Non è una testimonianza semplice, perché «vivere da beati e seguire la via di Gesù non significa stare sempre allegri. Chi è afflitto, chi patisce ingiustizie, chi si prodiga per essere operatore di pace sa che cosa significa soffrire. Per voi non è certo facile vivere lontani da casa e sentire magari, oltre alla mancanza degli affetti più cari, l’incertezza del futuro. Ma il Signore è fedele e non abbandona i suoi».
Racconta della vita di sant’Antonio abate, «il grande iniziatore del monachesimo nel deserto», immerso «per vario tempo in un’aspra lotta spirituale che non gli dava tregua, assalito da dubbi e oscurità, e pure dalla tentazione di cedere alla nostalgia e ai rimpianti per la vita passata. Poi il Signore lo consolò dopo tanto tormento e sant’Antonio gli chiese: “Dov’eri? Perché non sei apparso prima per liberarmi dalle sofferenze?”. Allora percepì distintamente la risposta di Gesù: “Io ero qui, Antonio”». Anche quando non lo percepiamo Dio è vicino a noi e, «anche se non interviene subito, ci cammina a fianco e, se continuiamo ad andare avanti, aprirà una via nuova. Perché il Signore è specialista nel fare cose nuove, sa aprire vie anche nel deserto».
Le beatitudini non richiedono gesti eclatanti, «Gesù non ha lasciato nulla di scritto, non ha costruito nulla di imponente. E quando ci ha detto come vivere non ha chiesto di innalzare grandi opere o di segnalarci compiendo gesta straordinarie. Ci ha chiesto di realizzare una sola opera d’arte, possibile a tutti: quella della nostra vita».
Le Beatitudini allora diventano una mappa di vita: «Invitano a tenere pulito il cuore, a praticare la mitezza e la giustizia nonostante tutto, a essere misericordiosi con tutti, a vivere l’afflizione uniti a Dio. È la santità del vivere quotidiano, che non ha bisogno di miracoli e di segni straordinari». E chi le vive «secondo Gesù rende pulito il mondo. È come un albero che, anche in terra arida, ogni giorno assorbe aria inquinata e restituisce ossigeno. Vi auguro di essere così, ben radicati in Gesù e pronti a fare del bene a chiunque vi sta vicino».
E fra le beatitudini ricorda che essere miti significa seguire le istruzioni che San Francesco diede ai suoi «su come recarsi presso i Saraceni e i non cristiani. Scrisse: “Che non facciano liti o dispute, ma siano soggetti ad ogni creatura umana per amore di Dio e confessino di essere cristiani” (Regola non bollata, XVI). Né liti né dispute: in quel tempo, mentre tanti partivano rivestiti di pesanti armature, san Francesco ricordò che il cristiano parte armato solo della sua fede umile e del suo amore concreto. È importante la mitezza: se vivremo nel mondo al modo di Dio, diventeremo canali della sua presenza; altrimenti, non porteremo frutto».

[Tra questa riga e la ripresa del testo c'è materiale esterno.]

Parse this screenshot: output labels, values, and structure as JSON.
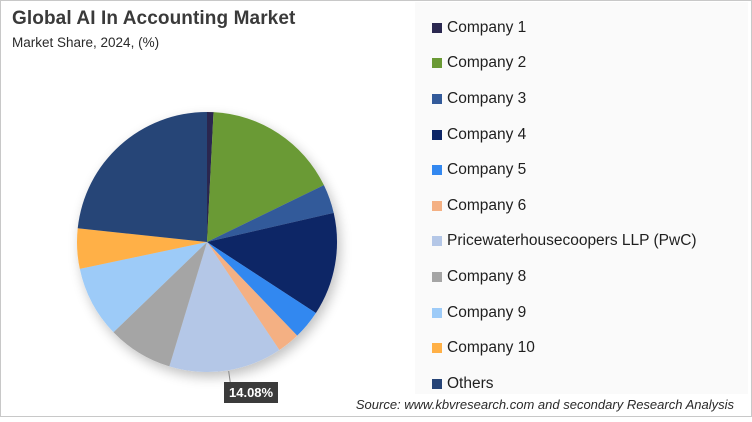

E infine la seconda Beatitudine: «”Beati gli operatori di pace. Il cristiano promuove la pace, a cominciare dalla comunità in cui vive». E, dopo averli paragonati a Filadelfia il Papa chiede per questa comunità «la grazia di custodire la pace, l’unità, di prendervi cura gli uni degli altri, con quella bella fraternità per cui non ci sono cristiani di prima e di seconda classe. Gesù, che vi chiama beati, vi dia la grazia di andare sempre avanti senza scoraggiarvi, crescendo nell’amore “fra voi e verso tutti”».